Have you ever wondered why some people seem to get rich easily, while others are destined for a life of financial struggle? Is the difference found in their education, intelligence, skills, timing, work habits, contacts, luck, or their choice of jobs, businesses, or investments?
The shocking answer is: None of the above!
In his groundbreaking Secrets of the Millionaire Mind, T. Harv Eker states: “Give me five minutes, and I can predict your financial future for the rest of your life!” Eker does this by identifying your “money and success blueprint.” We all have a personal money blueprint ingrained in our subconscious minds, and it is this blueprint, more than anything, that will determine our financial lives. You can know everything about marketing, sales, negotiations, stocks, real estate, and the world of finance, but if your money blueprint is not set for a high level of success, you will never have a lot of money—and if somehow you do, you will most likely lose it!
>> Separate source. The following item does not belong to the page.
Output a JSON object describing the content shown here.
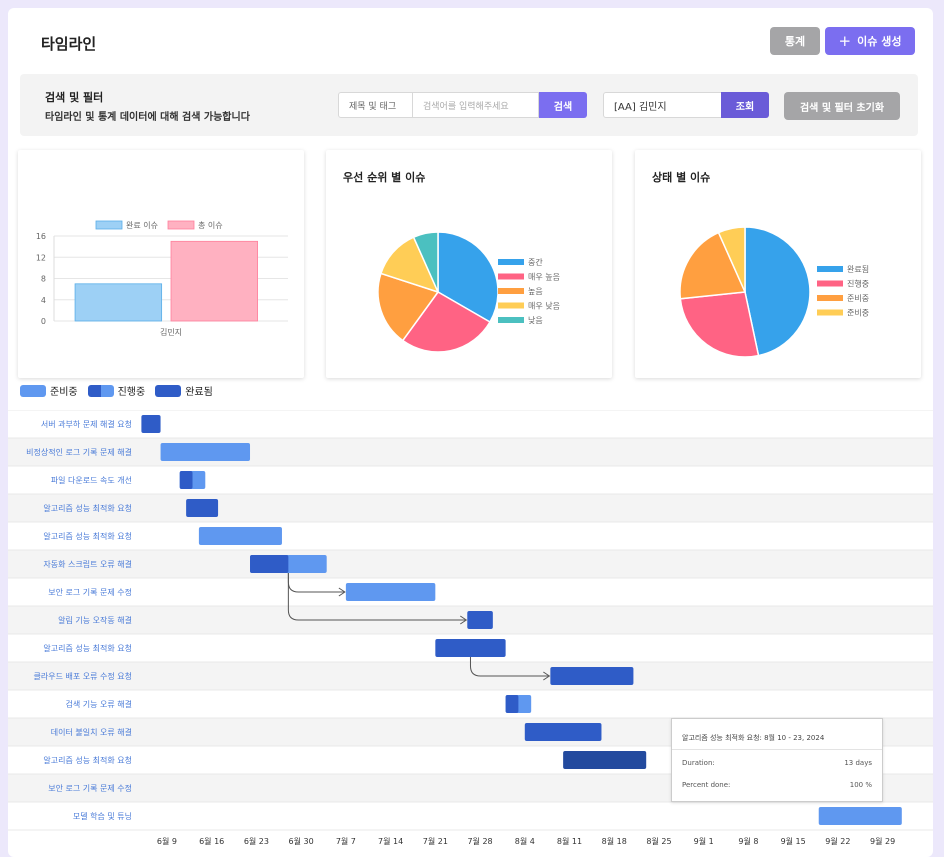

The good news is that now you can actually reset your money blueprint to create natural and automatic success.
Deep Work by Cal Newport
One of the most valuable skills in our economy is becoming increasingly rare. If you master this skill, you’ll achieve extraordinary results.
Deep work is the ability to focus without distraction on a cognitively demanding task. It’s a skill that allows you to quickly master complicated information and produce better results in less time. Deep work will make you better at what you do and provide the sense of true fulfillment that comes from craftsmanship. In short, deep work is like a super power in our increasingly competitive twenty-first century economy. And yet, most people have lost the ability to go deep-spending their days instead in a frantic blur of e-mail and social media, not even realizing there’s a better way.
In Deep Work, author and professor Cal Newport flips the narrative on impact in a connected age. Instead of arguing distraction is bad, he instead celebrates the power of its opposite. Dividing this book into two parts, he first makes the case that in almost any profession, cultivating a deep work ethic will produce massive benefits. He then presents a rigorous training regimen, presented as a series of four “rules,” for transforming your mind and habits to support this skill.
A mix of cultural criticism and actionable advice, Deep Work takes the reader on a journey through memorable stories-from Carl Jung building a stone tower in the woods to focus his mind, to a social media pioneer buying a round-trip business class ticket to Tokyo to write a book free from distraction in the air-and no-nonsense advice, such as the claim that most serious professionals should quit social media and that you should practice being bored. Deep Work is an indispensable guide to anyone seeking focused success in a distracted world.
So there you have it. There are the books I’ve read this summer. Let me know if you’ve read any of these!